Well, lord oh me, what a mistake that was! Before I got halfway up the stairs, five men had surrounded me. They wouldn't even let me go do my business before they led me into some little side room and asked me a bunch of questions. When I reached into my pocket for a Kleenex, a guard grabbed my arm like I was a common criminal. Grabbed my arm right there! Can you imagine being treated like that? I told him, "I am a taxpayer, so this is my house, too!"
They insisted on waving me up and down with a metal-detector wand, even though I told them that I'd already gone through security on the way in. It's as if they didn't even hear me. They even looked through my fanny pack before they let me go back to the group.

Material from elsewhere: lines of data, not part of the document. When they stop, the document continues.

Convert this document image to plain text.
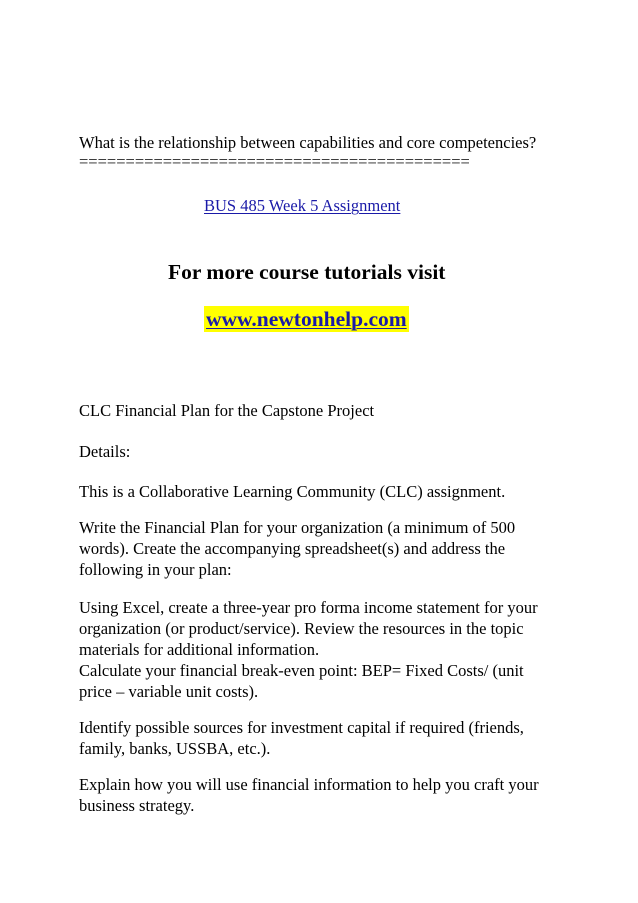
What is the relationship between capabilities and core competencies?

==========================================

BUS 485 Week 5 Assignment

For more course tutorials visit

www.newtonhelp.com

CLC Financial Plan for the Capstone Project

Details:

This is a Collaborative Learning Community (CLC) assignment.

Write the Financial Plan for your organization (a minimum of 500
words). Create the accompanying spreadsheet(s) and address the
following in your plan:
Using Excel, create a three-year pro forma income statement for your
organization (or product/service). Review the resources in the topic
materials for additional information.
Calculate your financial break-even point: BEP= Fixed Costs/ (unit
price – variable unit costs).
Identify possible sources for investment capital if required (friends,
family, banks, USSBA, etc.).
Explain how you will use financial information to help you craft your
business strategy.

That wasn't the last of it. The guard in Lincoln's bedroom was even more abusive. I tried to tell him that I just wanted to get a closer look at the place where Lincoln was laid out before he was buried, but he wouldn't let me get a word in edgewise. He was all, "Ma'am, step back" and "Excuse me, excuse me, ma'am." Well, I never! Here's a little helpful hint: If you don't want people to touch the presidential portraits, put them behind plastic. How could anyone resist running a finger along Eisenhower's forehead?
Besides, what's the point of showing us things if we can't take pictures of them? "No flash photography," indeed. The tour guide told me that flashes fade the valuable artifacts, but my family has taken our Christmas photo in front of our shadow box for the past 20 years, and my porcelain kitten statuettes look as nice as the day I bought them! Well, I didn't know how to turn the flash off on my darn camera, and I didn't drive all the way to Washington for nothing, so I just thought I'd snap a couple of the less significant portraits. Can you believe the guide bit my head off for something so innocent? He even threatened to take my camera away until the end of the tour. Honestly.
In Chatfield, where I'm from, they don't treat you like that. At the Chatfield Library, the librarian always lets me use the employee bathroom if I'm back in the periodicals section. And I can touch anything I want. I even went behind the desk once to grab a pencil, and they didn't clap me in irons. In Washington, however, they acted like I was some sort of... well, to be honest, I have no idea what they thought.
I've been treated shabbily this entire vacation. On the way into the Capitol building, they went through my purse. You never go through a woman's purse! That's where she keeps her feminine things. Then, at the National Air and Space Museum, they yelled at me because I was lingering in the space capsule too long. It's not like I could've flown to the moon in that thing, even if it worked, which it didn't.
Well, if that's how they do things in the nation's capital, it's quite a shame. People in Chatfield know how to treat their fellow man with respect. You had better believe that I'm going to write to my congressman and let him know a thing or two. Maybe I can spare some other curious citizen this sort of indignity.
You know, I was going to vote for President Bush again, but after this, I might think twice.